La scena madre del film è il primo, ed anche unico, incontro tra Dustin Hoffman e Gene Hackman. Amici fin dai tempi in cui dividevano la stessa stanza con Robert Duvall non avevano mai recitato insieme per qualcosa come ben 40 anni! I due s’incontrano in quella che diventerà la celebre “Scena del Bagno” (nel cui nome dissacrante si racchiude tutto l’anti-eroismo dei loro personaggi), e il grande Hackman saluta l’avvocato Hoffman sottolineando il fatto che era da tempo che dovevano incontrarsi. Citazione. E cominciano a battibeccare sulle loro questioni processuali partendo da un simpatico botta e risposta come tra due amici, per poi chiosare con un postulato sulla cattiveria, sul male primitivo. Hackman infatti, dopo le belle parole idealiste di Hoffman, sentenzia: “Lei sarà anche nel giusto. Ma io, fondamentalmente, me ne sbatto. Anzi, me ne sono sbattuto sempre”. Se Gene Hackman non farà mai più un ruolo da carogna, questo può considerarsi il suo profondo testamento, disegnato intorno ad un vero cattivo che alla fine... Infatti lo spaesamento finale di Fitch/Hackman mi ha fatto venire le lacrime agli occhi come quando da bambino vedevo i cartoni animati e alla fine il cattivo perdeva.
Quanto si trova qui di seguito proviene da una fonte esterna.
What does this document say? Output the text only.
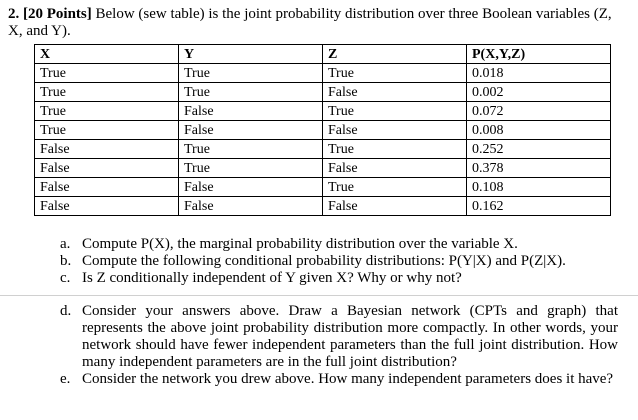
2. [20 Points] Below (sew table) is the joint probability distribution over three Boolean variables (Z, X, and Y).
X	Y	Z	P(X,Y,Z)
True	True	True	0.018
True	True	False	0.002
True	False	True	0.072
True	False	False	0.008
False	True	True	0.252
False	True	False	0.378
False	False	True	0.108
False	False	False	0.162
a. Compute P(X), the marginal probability distribution over the variable X.
b. Compute the following conditional probability distributions: P(Y|X) and P(Z|X).
c. Is Z conditionally independent of Y given X? Why or why not?
d. Consider your answers above. Draw a Bayesian network (CPTs and graph) that represents the above joint probability distribution more compactly. In other words, your network should have fewer independent parameters than the full joint distribution. How many independent parameters are in the full joint distribution?
e. Consider the network you drew above. How many independent parameters does it have?
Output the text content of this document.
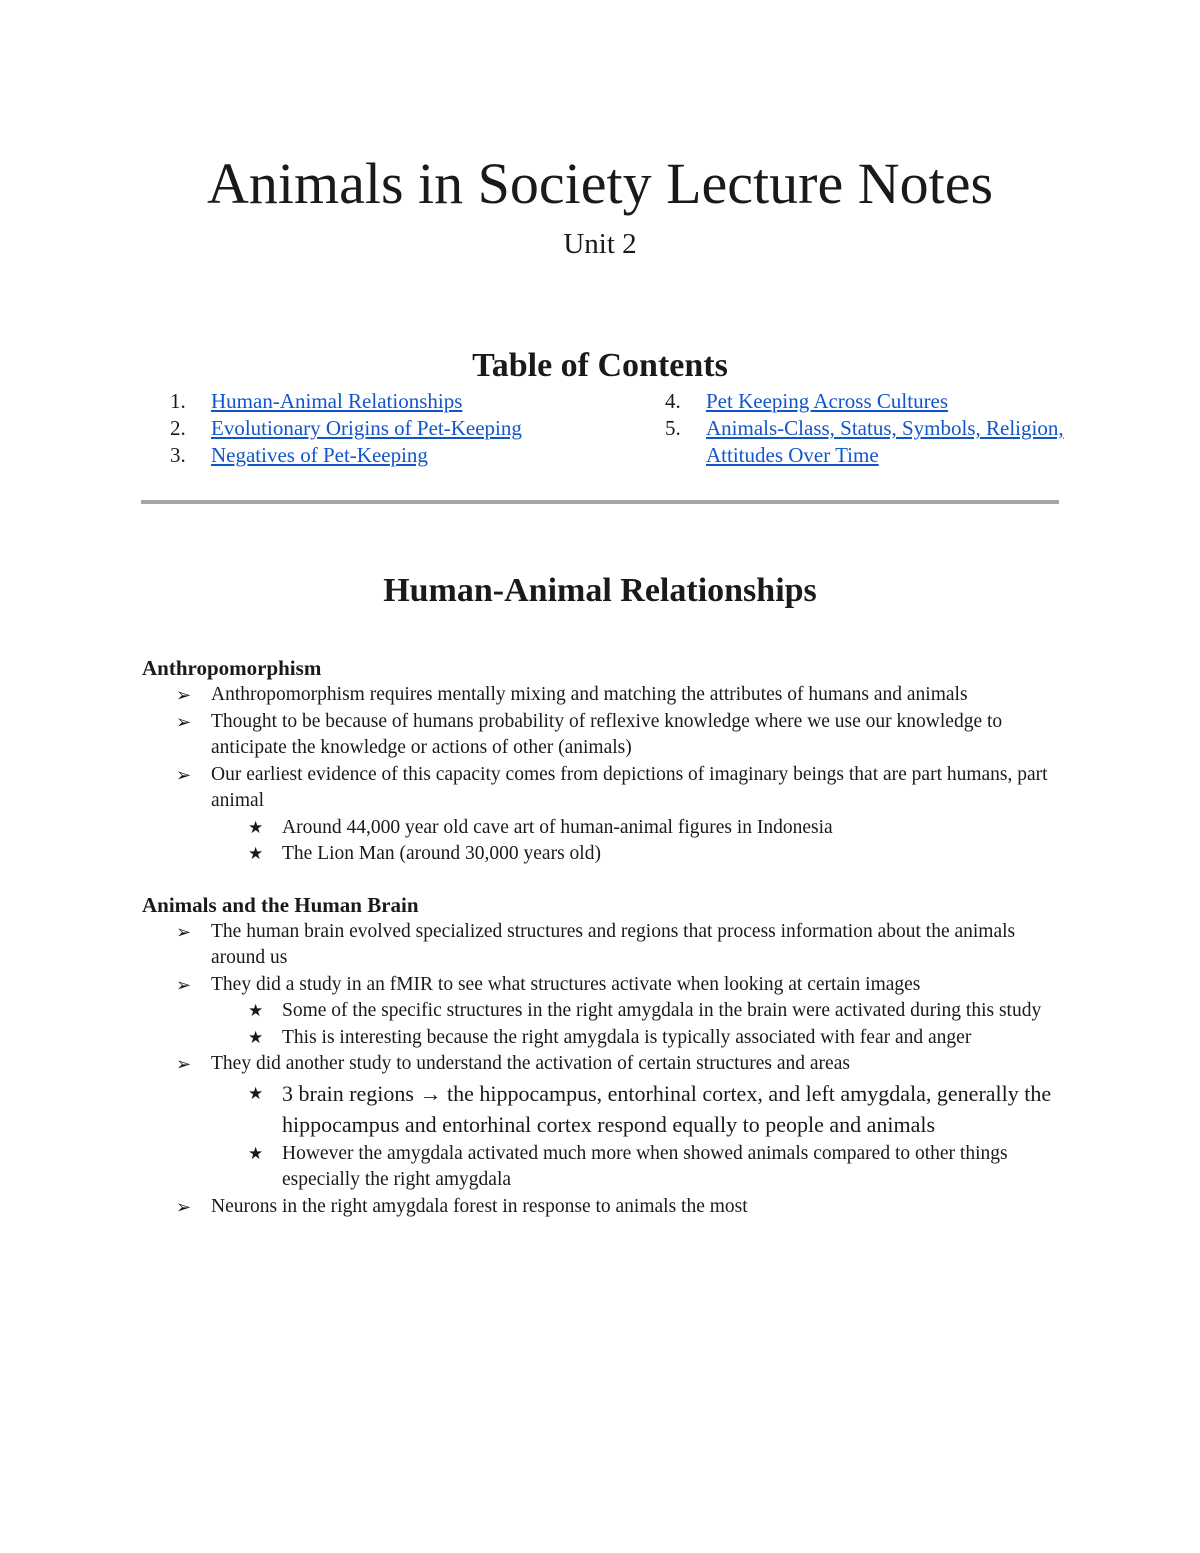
Animals in Society Lecture Notes
Unit 2
Table of Contents
1.	Human-Animal Relationships
2.	Evolutionary Origins of Pet-Keeping
3.	Negatives of Pet-Keeping
4.	Pet Keeping Across Cultures
5.	Animals-Class, Status, Symbols, Religion, Attitudes Over Time
Human-Animal Relationships
Anthropomorphism
➢ Anthropomorphism requires mentally mixing and matching the attributes of humans and animals
➢ Thought to be because of humans probability of reflexive knowledge where we use our knowledge to anticipate the knowledge or actions of other (animals)
➢ Our earliest evidence of this capacity comes from depictions of imaginary beings that are part humans, part animal
★ Around 44,000 year old cave art of human-animal figures in Indonesia
★ The Lion Man (around 30,000 years old)
Animals and the Human Brain
➢ The human brain evolved specialized structures and regions that process information about the animals around us
➢ They did a study in an fMIR to see what structures activate when looking at certain images
★ Some of the specific structures in the right amygdala in the brain were activated during this study
★ This is interesting because the right amygdala is typically associated with fear and anger
➢ They did another study to understand the activation of certain structures and areas
★ 3 brain regions → the hippocampus, entorhinal cortex, and left amygdala, generally the hippocampus and entorhinal cortex respond equally to people and animals
★ However the amygdala activated much more when showed animals compared to other things especially the right amygdala
➢ Neurons in the right amygdala forest in response to animals the most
Lo tifavo sempre, ma il suo fascino cozzava con la mia voglia di giustizia e di bene. Un mix di emozioni contrastanti, un cocktail pauroso di senzazioni opposte che ti commuovono. E in questo, Mr. Hackman c’è riuscito alla grande, come uno strepitoso Sovrano indetronizzabile. Con Rankin Fitch, Gene Hackman ha teorizzato il Male. É la parabola del male la sua. Un Male Assoluto fondato sull’abiezione più indifferente, più aliena: è da qui che si genera l’odio, dalla fredda consapevolezza di farlo, e di sbattersene di farlo.
Hoffman contro Hackman. Idealismo contro Cinismo. Umanità contro Cattiveria. Spirito contro Carne. Bene contro Male. Chi vincerà? Solo noi siamo i vincitori di questo film, grazie all’incalcolabile regalo che questi due mostri sacri ci hanno fatto regalandoci questa loro interpretazione. Indimenticabile.